In a limited temperature range, the way temperature affects the conductivity of a solution can be modeled linearly using the following formula :
\sigma _{T}={\sigma _{{T_{{cal}}}}[1+\alpha (T-T_{{cal}})]}
Where from
T is the temperature of the sample,
T cal is the calibration temperature,
T is the electrical conductivity at temperature T ,
T cal is the electrical conductivity at the calibration temperature Tcal ,
α is the temperature compensation gradient of the solution.
The temperature compensation gradient is about 2%/C° for most natural water samples; Although it can be between 1 and 3%/C°. The compensation gradients for some common water solutions are listed in the table below.

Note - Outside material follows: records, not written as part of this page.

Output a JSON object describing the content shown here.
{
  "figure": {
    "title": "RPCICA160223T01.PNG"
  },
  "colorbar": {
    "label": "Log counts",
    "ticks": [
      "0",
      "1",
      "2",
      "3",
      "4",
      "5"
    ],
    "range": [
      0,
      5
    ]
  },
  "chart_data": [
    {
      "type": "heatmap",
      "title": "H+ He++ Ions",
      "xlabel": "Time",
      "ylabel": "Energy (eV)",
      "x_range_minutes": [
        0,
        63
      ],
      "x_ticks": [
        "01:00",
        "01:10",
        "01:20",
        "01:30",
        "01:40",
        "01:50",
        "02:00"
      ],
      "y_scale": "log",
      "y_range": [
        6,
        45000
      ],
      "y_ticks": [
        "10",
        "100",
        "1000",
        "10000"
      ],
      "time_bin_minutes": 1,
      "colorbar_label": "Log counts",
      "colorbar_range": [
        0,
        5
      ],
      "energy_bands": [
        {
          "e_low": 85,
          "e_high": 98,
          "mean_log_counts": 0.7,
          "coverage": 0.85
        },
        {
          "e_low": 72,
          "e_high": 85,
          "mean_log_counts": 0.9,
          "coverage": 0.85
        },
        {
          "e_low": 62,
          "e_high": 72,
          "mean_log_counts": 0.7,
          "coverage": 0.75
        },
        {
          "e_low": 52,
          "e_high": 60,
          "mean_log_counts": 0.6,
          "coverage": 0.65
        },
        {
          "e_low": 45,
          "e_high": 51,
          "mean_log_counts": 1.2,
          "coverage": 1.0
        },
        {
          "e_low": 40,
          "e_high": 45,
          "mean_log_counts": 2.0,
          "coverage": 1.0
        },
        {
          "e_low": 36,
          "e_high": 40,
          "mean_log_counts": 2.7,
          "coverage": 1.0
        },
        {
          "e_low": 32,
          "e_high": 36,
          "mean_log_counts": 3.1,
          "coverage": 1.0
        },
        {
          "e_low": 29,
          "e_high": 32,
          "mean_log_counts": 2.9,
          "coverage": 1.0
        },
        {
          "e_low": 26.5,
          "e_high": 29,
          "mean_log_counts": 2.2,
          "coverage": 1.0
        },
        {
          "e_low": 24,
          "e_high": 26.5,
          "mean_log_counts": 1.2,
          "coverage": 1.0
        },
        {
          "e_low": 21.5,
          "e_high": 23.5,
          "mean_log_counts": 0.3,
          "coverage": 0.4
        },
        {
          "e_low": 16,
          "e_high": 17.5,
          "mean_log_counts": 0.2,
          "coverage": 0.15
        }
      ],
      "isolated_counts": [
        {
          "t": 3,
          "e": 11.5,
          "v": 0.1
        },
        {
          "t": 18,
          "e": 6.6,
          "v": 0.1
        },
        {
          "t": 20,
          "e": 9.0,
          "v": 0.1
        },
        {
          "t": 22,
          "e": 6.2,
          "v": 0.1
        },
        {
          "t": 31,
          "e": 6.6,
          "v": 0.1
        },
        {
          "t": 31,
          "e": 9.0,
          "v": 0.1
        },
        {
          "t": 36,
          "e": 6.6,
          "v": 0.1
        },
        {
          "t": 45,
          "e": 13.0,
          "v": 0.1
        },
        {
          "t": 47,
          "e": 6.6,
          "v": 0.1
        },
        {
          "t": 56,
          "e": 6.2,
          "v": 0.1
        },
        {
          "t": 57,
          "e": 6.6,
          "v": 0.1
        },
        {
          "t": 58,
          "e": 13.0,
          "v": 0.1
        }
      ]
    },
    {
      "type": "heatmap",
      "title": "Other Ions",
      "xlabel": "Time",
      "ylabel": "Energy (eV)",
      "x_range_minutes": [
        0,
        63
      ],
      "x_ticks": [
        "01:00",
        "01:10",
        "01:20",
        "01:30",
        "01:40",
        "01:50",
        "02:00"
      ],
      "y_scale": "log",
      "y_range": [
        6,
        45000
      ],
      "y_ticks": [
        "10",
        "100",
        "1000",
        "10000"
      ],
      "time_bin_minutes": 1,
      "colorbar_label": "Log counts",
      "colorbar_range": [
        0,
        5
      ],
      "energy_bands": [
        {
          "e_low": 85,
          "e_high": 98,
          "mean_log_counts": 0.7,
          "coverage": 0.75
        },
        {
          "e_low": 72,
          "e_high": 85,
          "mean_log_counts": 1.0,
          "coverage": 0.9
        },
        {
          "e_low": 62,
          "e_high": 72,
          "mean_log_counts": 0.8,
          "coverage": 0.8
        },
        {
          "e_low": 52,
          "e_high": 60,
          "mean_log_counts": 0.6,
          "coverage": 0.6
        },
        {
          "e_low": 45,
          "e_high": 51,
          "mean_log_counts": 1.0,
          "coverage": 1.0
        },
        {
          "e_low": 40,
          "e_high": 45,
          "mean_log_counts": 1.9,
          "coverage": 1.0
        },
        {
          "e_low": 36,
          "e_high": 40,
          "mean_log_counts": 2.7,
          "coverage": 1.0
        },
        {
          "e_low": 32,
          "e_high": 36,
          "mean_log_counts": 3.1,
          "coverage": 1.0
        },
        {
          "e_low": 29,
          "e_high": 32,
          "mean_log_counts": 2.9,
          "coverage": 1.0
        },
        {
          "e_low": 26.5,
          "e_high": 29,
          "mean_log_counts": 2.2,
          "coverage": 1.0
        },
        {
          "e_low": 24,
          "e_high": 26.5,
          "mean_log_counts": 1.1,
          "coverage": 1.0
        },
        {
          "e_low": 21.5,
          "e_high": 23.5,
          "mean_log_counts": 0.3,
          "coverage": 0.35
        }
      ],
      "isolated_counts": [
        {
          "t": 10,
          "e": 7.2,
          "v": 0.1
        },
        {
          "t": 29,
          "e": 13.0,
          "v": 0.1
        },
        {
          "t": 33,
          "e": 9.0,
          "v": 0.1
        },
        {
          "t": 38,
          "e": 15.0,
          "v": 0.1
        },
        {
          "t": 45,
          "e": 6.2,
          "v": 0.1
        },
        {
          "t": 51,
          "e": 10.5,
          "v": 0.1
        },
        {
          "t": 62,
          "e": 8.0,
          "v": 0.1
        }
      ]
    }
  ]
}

| aqueous solution at 25 ° | Concentration ( mass percentage ) | α (% / C °) |
| HCl | 10 | 1.56 |
| KCL | 10 | 1.88 |
| H 2 SO 4 | 50 | 1.93 |
| Sodium chloride | 10 | 2.14 |
| HF | 1.5 | 7.20 |
| HNO 3 | 31 | 31 |
conductivity measurement applications
Conductivity measurement is a versatile tool in process control. Measurement is simple and fast, and most advanced sensors require only a little maintenance. The measured conductivity readings can be used to make various inferences on what is happening in the process. In some cases it is possible to develop a model for calculating the concentration of a liquid.
The concentration of pure liquids can be calculated by measuring conductivity and temperature. Preset curves for various acids and bases are commercially available. For example, one can measure the concentration of high-purity hydrofluoric acid using a conductivity-based concentration measurement [Zhejiang Kuhua Fluorchemical, China Valmate Concentration 3300]. An advantage of conductivity- and temperature-based concentration measurement is the improved speed of inline measurement compared to an on-line analyzer.
There are limitations to conductivity based concentration measurements. The concentration-conductivity dependence of most acids and bases is not linear. Conductivity-based measurement cannot determine which peak edge the measurement is on, and therefore measurement is only possible on a linear segment of the curve. [ citation needed ] Kraft pulp mills use conductivity-based concentration measurements to control for alkali additions at various stages of the cook. The conductivity measurement will not determine the specific amount of the alkali components, but it will depend on the amount of the effective alkali (NaOH + 1 2 Na 2 S as NaOH or Na 2 O) or the active base (NaOH + Na 2 S ). is a good sign. NaOH or Na 2O) In the cooking wine. The composition of the wine varies between the different stages of the cook. Therefore, it is necessary to develop a specific curve for each measurement point or use commercially available products.
The high pressure and temperature of the cooking process, together with the high concentration of alkali components, exerts enormous pressure on the conductivity sensor installed in the process. Scaling at the electrodes must be taken into account, otherwise the conductivity measurement degrades, necessitating increased calibration and maintenance.
Working principle of conductivity meter
The method of measuring the behavior of the solution to be tested is called the conduct analysis method. Conductance is the reciprocal of resistance, so the measurement of the conducting value is actually converted again by the measurement of the resistance value, that is, the measurement method of conduction should be the same as the measurement method of resistance. However, during the measurement of solution conductance, when current passes through the electrode, ions will discharge at the electrode, causing polarization errors. Therefore, when measuring conductance, use an alternating current with a frequency high enough to prevent the production of electrolytic products. In addition, the electrodes used are plated with platinum black to reduce the overpotential and improve the accuracy of the measurement results.